Eleanor Sharman 23/October/2022
1. The first stage of addressing disrespect is to ‘call it out’. This involves telling someone specifically and objectively what it was that YOU experienced that was inappropriate.
Eg “I find it………(offensive /inaccurate etc) when you say ……(repeat the specific words or observed behaviour).”
2. Next, you have to clarify exactly why or how it was disrespectful.
For example, it might:
– be untrue or inaccurate.
– be an insult, a label or a ‘name’
– publically accuse you without having or sharing evidence to back it up
– presume to know your intentions or accusing you of negative ones.
– read more into your communication than what was presented (eg hidden negative meanings and messages about them or someone else). This implies that you’re being deceitful.
It can’t be that you just don’t agree with their point of view or that you have different information about a topic.
3. Next, the person needs to be allowed to respond. You need to rule out that your experience may have been down to misunderstanding or mis-percieving what was said or done.

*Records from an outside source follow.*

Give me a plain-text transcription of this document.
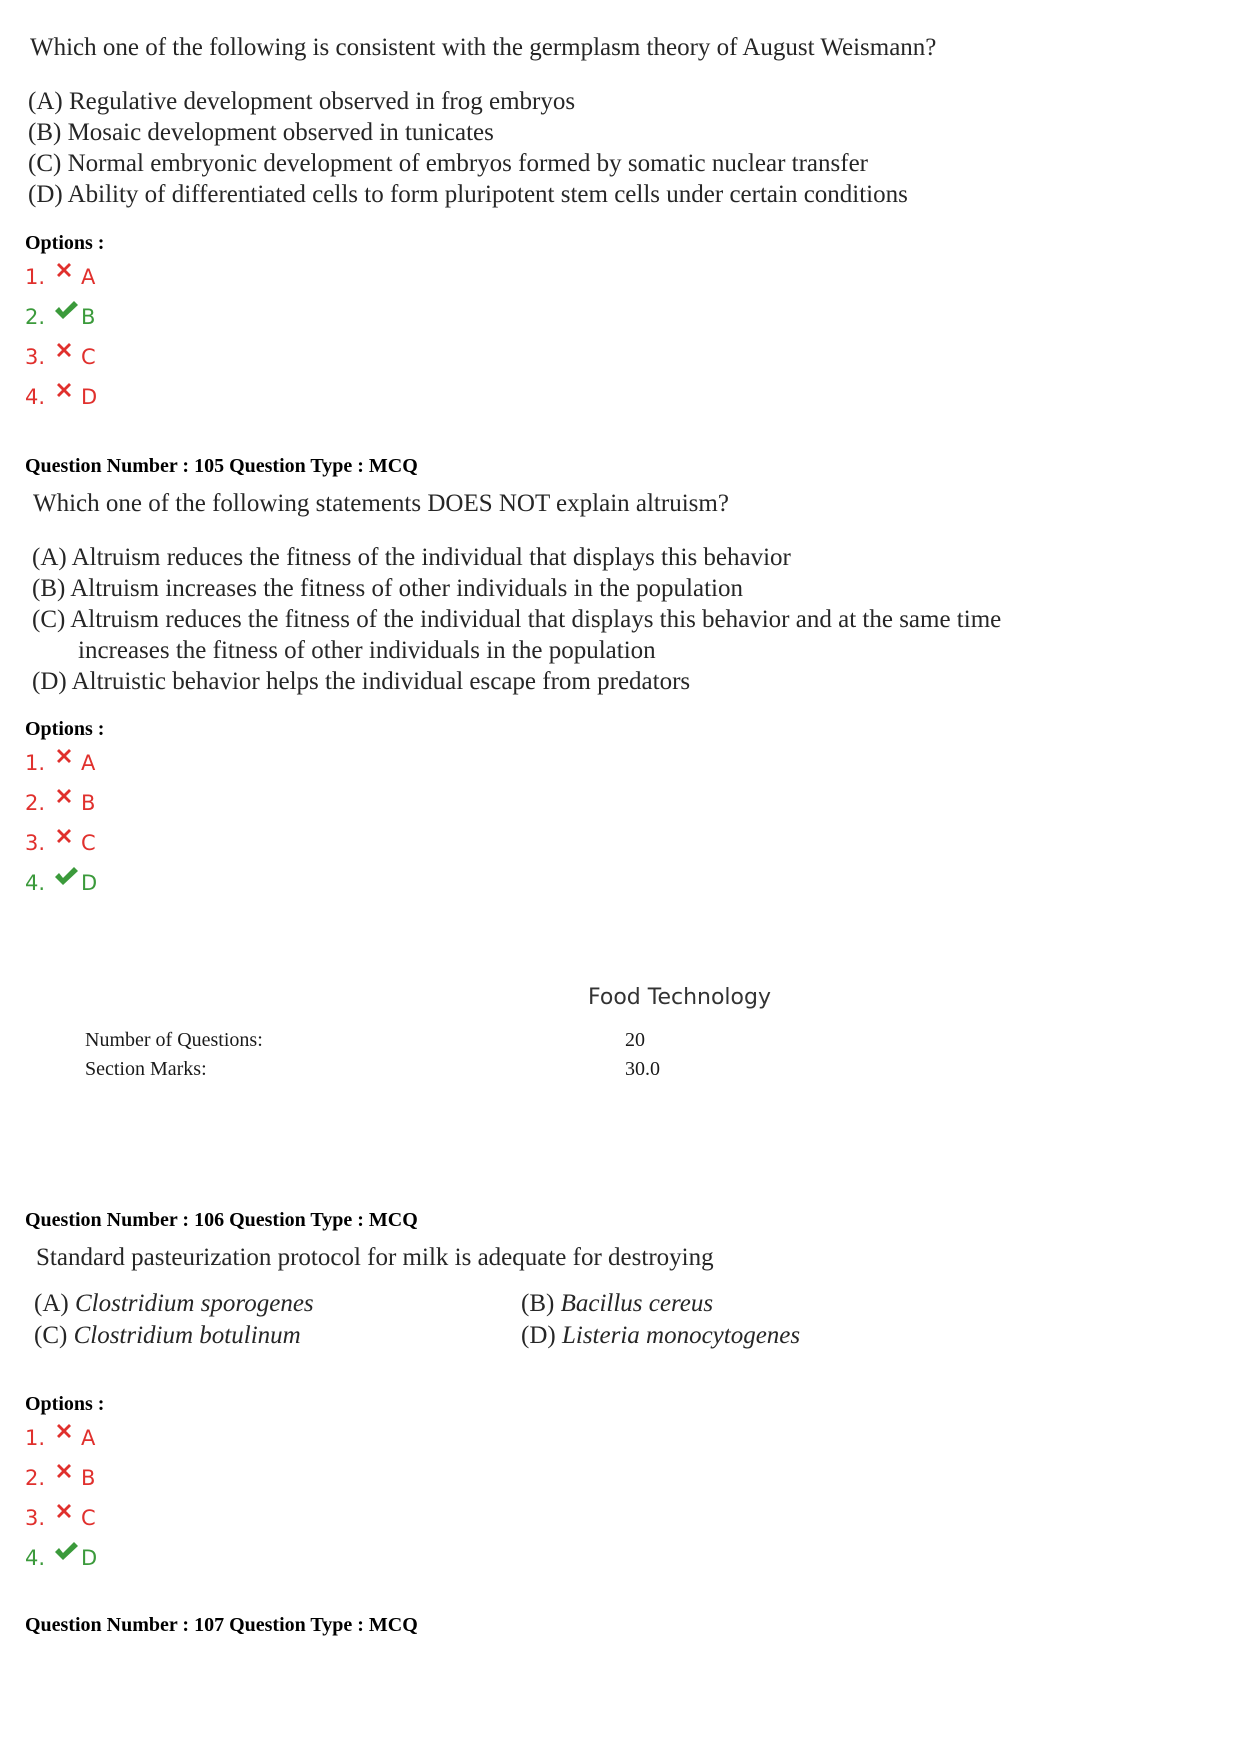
Which one of the following is consistent with the germplasm theory of August Weismann?
(A) Regulative development observed in frog embryos
(B) Mosaic development observed in tunicates
(C) Normal embryonic development of embryos formed by somatic nuclear transfer
(D) Ability of differentiated cells to form pluripotent stem cells under certain conditions
Options :
1.	A
2.	B
3.	C
4.	D
Question Number : 105 Question Type : MCQ
Which one of the following statements DOES NOT explain altruism?
(A) Altruism reduces the fitness of the individual that displays this behavior
(B) Altruism increases the fitness of other individuals in the population
(C) Altruism reduces the fitness of the individual that displays this behavior and at the same time
increases the fitness of other individuals in the population
(D) Altruistic behavior helps the individual escape from predators
Options :
1.	A
2.	B
3.	C
4.	D
Food Technology
Number of Questions:	20
Section Marks:	30.0
Question Number : 106 Question Type : MCQ
Standard pasteurization protocol for milk is adequate for destroying
(A) Clostridium sporogenes	(B) Bacillus cereus
(C) Clostridium botulinum	(D) Listeria monocytogenes
Options :
1.	A
2.	B
3.	C
4.	D
Question Number : 107 Question Type : MCQ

4. If the person was just trying to communicate, you need to help them learn how to do this respectfully. You can ask them to consider:
– Is it true?
– Is it helpful (in achieving the goals of the group) ?
– is it necessary?
– Is it kind? In other words, have they made it about a person instead of the issue/topic?
– is this the right place to be saying it? Should it be part of a private conversation or does the discussion need to involve people who aren’t present?
5. If the message fulfils all the above criteria apart from ‘kind’, rephrase the communication for them in a way that gets the message across respectfully, to help them learn how it can be done differently.